I’ve picked up precious few details about him, scattered here and there. He moved here from Milwaukee—though his delicious British accent means he clearly didn’t grow up in Wisconsin—and works in consulting, whatever that means. He travels sometimes, but I don’t know if it’s for work or a long-distance relationship or what. Technically, I don’t know if he’s single. Although I do know he moved in alone, and no one else has been in or out of his place in the two months he’s been there.
Not that I’m constantly monitoring his place.
I’m just observant.
And home most evenings.
“Yep, going upstairs,” I say.
“Small world, upstairs is where I’m headed as well,” says Hot Josh.
I bite my tongue hard to keep another maniacal laugh from flying out of me.

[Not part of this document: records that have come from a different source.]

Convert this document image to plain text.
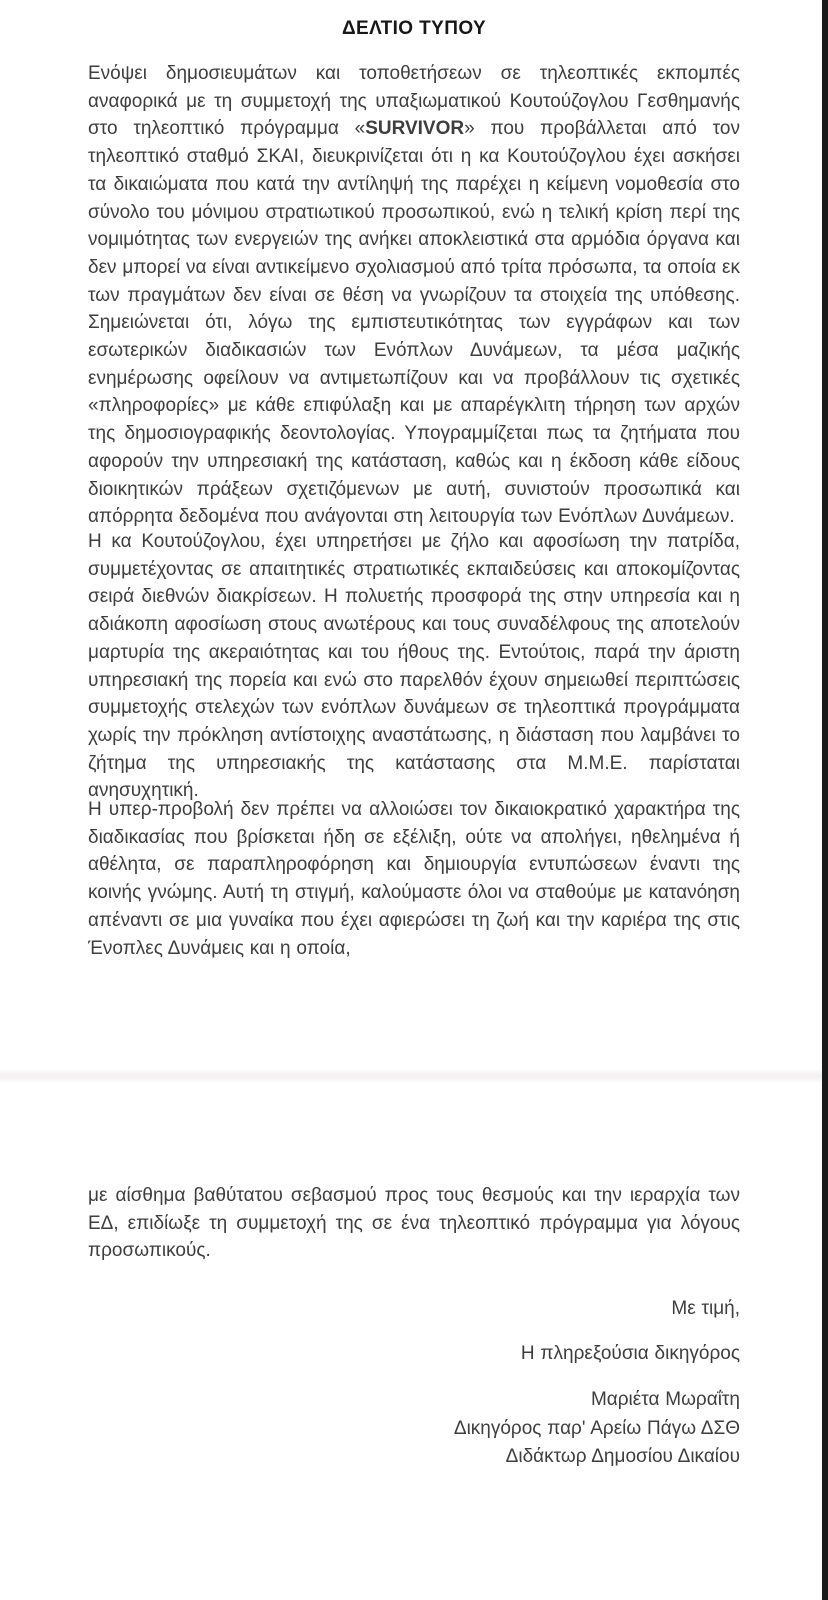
ΔΕΛΤΙΟ ΤΥΠΟΥ

Ενόψει δημοσιευμάτων και τοποθετήσεων σε τηλεοπτικές εκπομπές αναφορικά με τη συμμετοχή της υπαξιωματικού Κουτούζογλου Γεσθημανής στο τηλεοπτικό πρόγραμμα «SURVIVOR» που προβάλλεται από τον τηλεοπτικό σταθμό ΣΚΑΙ, διευκρινίζεται ότι η κα Κουτούζογλου έχει ασκήσει τα δικαιώματα που κατά την αντίληψή της παρέχει η κείμενη νομοθεσία στο σύνολο του μόνιμου στρατιωτικού προσωπικού, ενώ η τελική κρίση περί της νομιμότητας των ενεργειών της ανήκει αποκλειστικά στα αρμόδια όργανα και δεν μπορεί να είναι αντικείμενο σχολιασμού από τρίτα πρόσωπα, τα οποία εκ των πραγμάτων δεν είναι σε θέση να γνωρίζουν τα στοιχεία της υπόθεσης. Σημειώνεται ότι, λόγω της εμπιστευτικότητας των εγγράφων και των εσωτερικών διαδικασιών των Ενόπλων Δυνάμεων, τα μέσα μαζικής ενημέρωσης οφείλουν να αντιμετωπίζουν και να προβάλλουν τις σχετικές «πληροφορίες» με κάθε επιφύλαξη και με απαρέγκλιτη τήρηση των αρχών της δημοσιογραφικής δεοντολογίας. Υπογραμμίζεται πως τα ζητήματα που αφορούν την υπηρεσιακή της κατάσταση, καθώς και η έκδοση κάθε είδους διοικητικών πράξεων σχετιζόμενων με αυτή, συνιστούν προσωπικά και απόρρητα δεδομένα που ανάγονται στη λειτουργία των Ενόπλων Δυνάμεων.

Η κα Κουτούζογλου, έχει υπηρετήσει με ζήλο και αφοσίωση την πατρίδα, συμμετέχοντας σε απαιτητικές στρατιωτικές εκπαιδεύσεις και αποκομίζοντας σειρά διεθνών διακρίσεων. Η πολυετής προσφορά της στην υπηρεσία και η αδιάκοπη αφοσίωση στους ανωτέρους και τους συναδέλφους της αποτελούν μαρτυρία της ακεραιότητας και του ήθους της. Εντούτοις, παρά την άριστη υπηρεσιακή της πορεία και ενώ στο παρελθόν έχουν σημειωθεί περιπτώσεις συμμετοχής στελεχών των ενόπλων δυνάμεων σε τηλεοπτικά προγράμματα χωρίς την πρόκληση αντίστοιχης αναστάτωσης, η διάσταση που λαμβάνει το ζήτημα της υπηρεσιακής της κατάστασης στα Μ.Μ.Ε. παρίσταται ανησυχητική.

Η υπερ-προβολή δεν πρέπει να αλλοιώσει τον δικαιοκρατικό χαρακτήρα της διαδικασίας που βρίσκεται ήδη σε εξέλιξη, ούτε να απολήγει, ηθελημένα ή αθέλητα, σε παραπληροφόρηση και δημιουργία εντυπώσεων έναντι της κοινής γνώμης. Αυτή τη στιγμή, καλούμαστε όλοι να σταθούμε με κατανόηση απέναντι σε μια γυναίκα που έχει αφιερώσει τη ζωή και την καριέρα της στις Ένοπλες Δυνάμεις και η οποία,

με αίσθημα βαθύτατου σεβασμού προς τους θεσμούς και την ιεραρχία των ΕΔ, επιδίωξε τη συμμετοχή της σε ένα τηλεοπτικό πρόγραμμα για λόγους προσωπικούς.

Με τιμή,

Η πληρεξούσια δικηγόρος

Μαριέτα Μωραΐτη
Δικηγόρος παρ' Αρείω Πάγω ΔΣΘ
Διδάκτωρ Δημοσίου Δικαίου
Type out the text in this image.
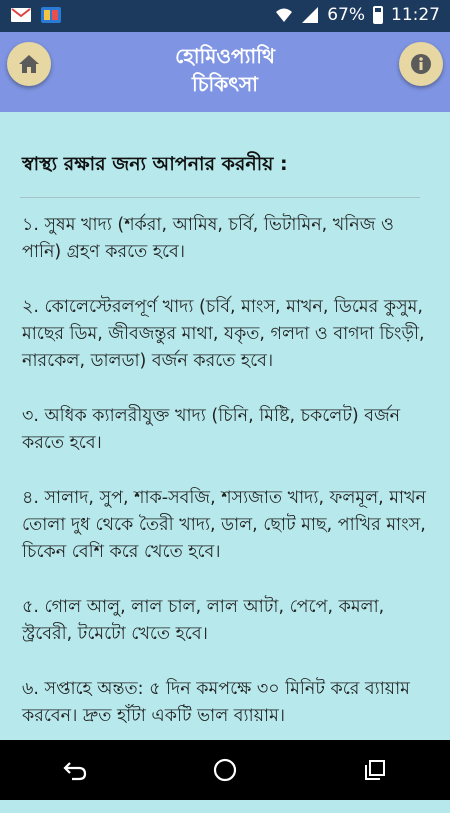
67% 11:27
হোমিওপ্যাথি
চিকিৎসা
স্বাস্থ্য রক্ষার জন্য আপনার করনীয় :
১. সুষম খাদ্য (শর্করা, আমিষ, চর্বি, ভিটামিন, খনিজ ও পানি) গ্রহণ করতে হবে।
২. কোলেস্টেরলপূর্ণ খাদ্য (চর্বি, মাংস, মাখন, ডিমের কুসুম, মাছের ডিম, জীবজন্তুর মাথা, যকৃত, গলদা ও বাগদা চিংড়ী, নারকেল, ডালডা) বর্জন করতে হবে।
৩. অধিক ক্যালরীযুক্ত খাদ্য (চিনি, মিষ্টি, চকলেট) বর্জন করতে হবে।
৪. সালাদ, সুপ, শাক-সবজি, শস্যজাত খাদ্য, ফলমূল, মাখন তোলা দুধ থেকে তৈরী খাদ্য, ডাল, ছোট মাছ, পাখির মাংস, চিকেন বেশি করে খেতে হবে।
৫. গোল আলু, লাল চাল, লাল আটা, পেপে, কমলা, স্ট্রবেরী, টমেটো খেতে হবে।
৬. সপ্তাহে অন্তত: ৫ দিন কমপক্ষে ৩০ মিনিট করে ব্যায়াম করবেন। দ্রুত হাঁটা একটি ভাল ব্যায়াম।
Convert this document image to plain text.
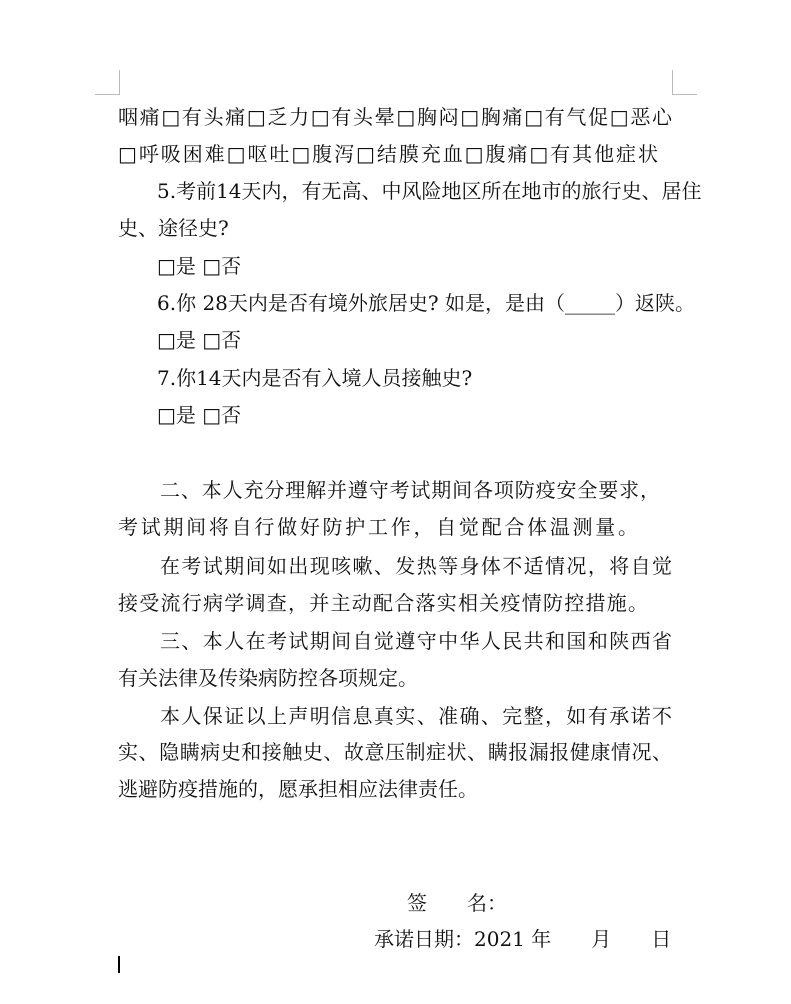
咽痛□有头痛□乏力□有头晕□胸闷□胸痛□有气促□恶心
□呼吸困难□呕吐□腹泻□结膜充血□腹痛□有其他症状
5.考前14天内，有无高、中风险地区所在地市的旅行史、居住
史、途径史?
□是 □否
6.你 28天内是否有境外旅居史? 如是，是由（_____）返陕。
□是 □否
7.你14天内是否有入境人员接触史?
□是 □否
二、本人充分理解并遵守考试期间各项防疫安全要求，
考试期间将自行做好防护工作，自觉配合体温测量。
在考试期间如出现咳嗽、发热等身体不适情况，将自觉
接受流行病学调查，并主动配合落实相关疫情防控措施。
三、本人在考试期间自觉遵守中华人民共和国和陕西省
有关法律及传染病防控各项规定。
本人保证以上声明信息真实、准确、完整，如有承诺不
实、隐瞒病史和接触史、故意压制症状、瞒报漏报健康情况、
逃避防疫措施的，愿承担相应法律责任。
签　　名：
承诺日期：2021 年　　月　　日
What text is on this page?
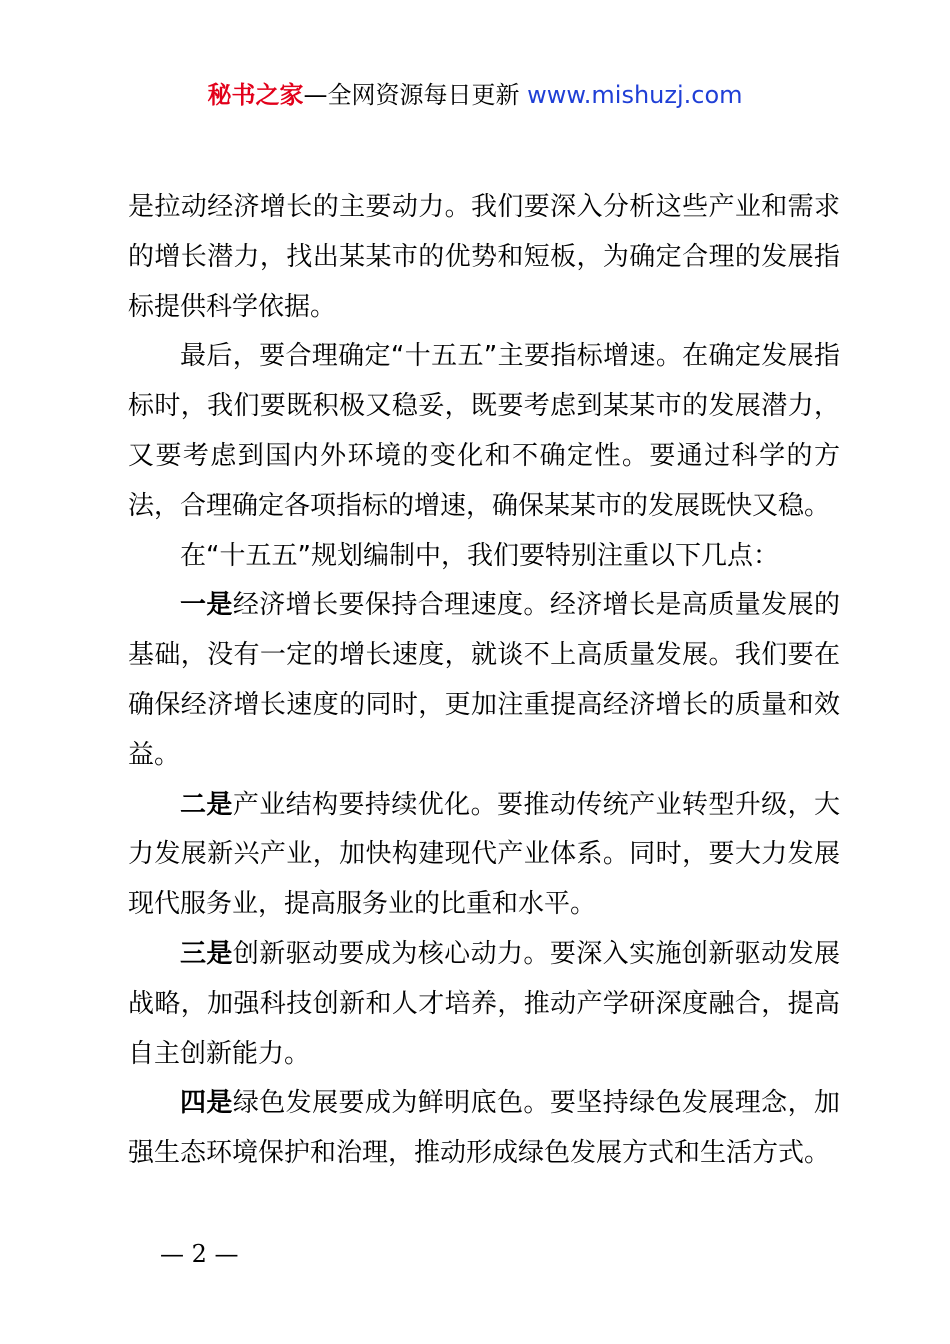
秘书之家—全网资源每日更新 www.mishuzj.com

是拉动经济增长的主要动力。我们要深入分析这些产业和需求的增长潜力，找出某某市的优势和短板，为确定合理的发展指标提供科学依据。

最后，要合理确定“十五五”主要指标增速。在确定发展指标时，我们要既积极又稳妥，既要考虑到某某市的发展潜力，又要考虑到国内外环境的变化和不确定性。要通过科学的方法，合理确定各项指标的增速，确保某某市的发展既快又稳。

在“十五五”规划编制中，我们要特别注重以下几点：

一是经济增长要保持合理速度。经济增长是高质量发展的基础，没有一定的增长速度，就谈不上高质量发展。我们要在确保经济增长速度的同时，更加注重提高经济增长的质量和效益。

二是产业结构要持续优化。要推动传统产业转型升级，大力发展新兴产业，加快构建现代产业体系。同时，要大力发展现代服务业，提高服务业的比重和水平。

三是创新驱动要成为核心动力。要深入实施创新驱动发展战略，加强科技创新和人才培养，推动产学研深度融合，提高自主创新能力。

四是绿色发展要成为鲜明底色。要坚持绿色发展理念，加强生态环境保护和治理，推动形成绿色发展方式和生活方式。

— 2 —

I wish I had some cute slim-girl giggle. But I don’t. Just the zaftig guffaw I inherited from my father. It’s a truly unsexy laugh that lands somewhere between hyena and Homer Simpson.
Remaining mercifully silent, I just give Hot Josh a tight little nod. I’m going to have to learn how to keep my shit together around this guy, because he didn’t just move into my building; he moved directly across the hall from me. These unexpected encounters are going to keep on happening. And I can’t just be constantly swallowing my braying chuckle. I’ll eventually choke.
Just then, Hot Josh leans in toward me. For one insane second I think he’s going for a kiss. I squeeze my eyes shut— just let it happen just let it happen just let it happen —then after an awkwardly long moment, I open them. That’s when I see that Josh was only leaning over me to push open the stairwell door, and is now holding it open, to let me go first. Waiting for me to move my stupid ass.
I walk past him, under his arm, like we’re doing the limbo or something. We’re so close we’re almost touching. Taking the first step into the stairwell, cheeks burning, I realize that Josh is going to be walking behind me up the two flights of stairs to our second-floor apartments. Grateful that at least my puffy winter coat means he won’t get much of a show, I hurry up the stairs. I’m sweaty and fighting not to pant aloud by the time I reach my door. Fumbling for my key, I jam it into the lock—and, of course, it’s the wrong damn key.
Dammit.
“Door stuck?” Josh asks from behind me.
“Yep, just sticky, that’s all,” I lie. I turn around and give him a stupid little wave. “All good, thanks.”
“See you around, then,” says Josh. “Oh, and someday you’ll have to tell me what it’s like in the North Pole.”
I stare at him blankly for a moment.
Then my fingers go slowly to my head. I’d completely forgotten about the freaking Santa hat Nancy had assaulted me with earlier. It’s still perched jauntily on my head, probably making me look like a deranged elf. Josh smiles before smoothly slipping the right key into his lock on the first try, and disappearing into his apartment.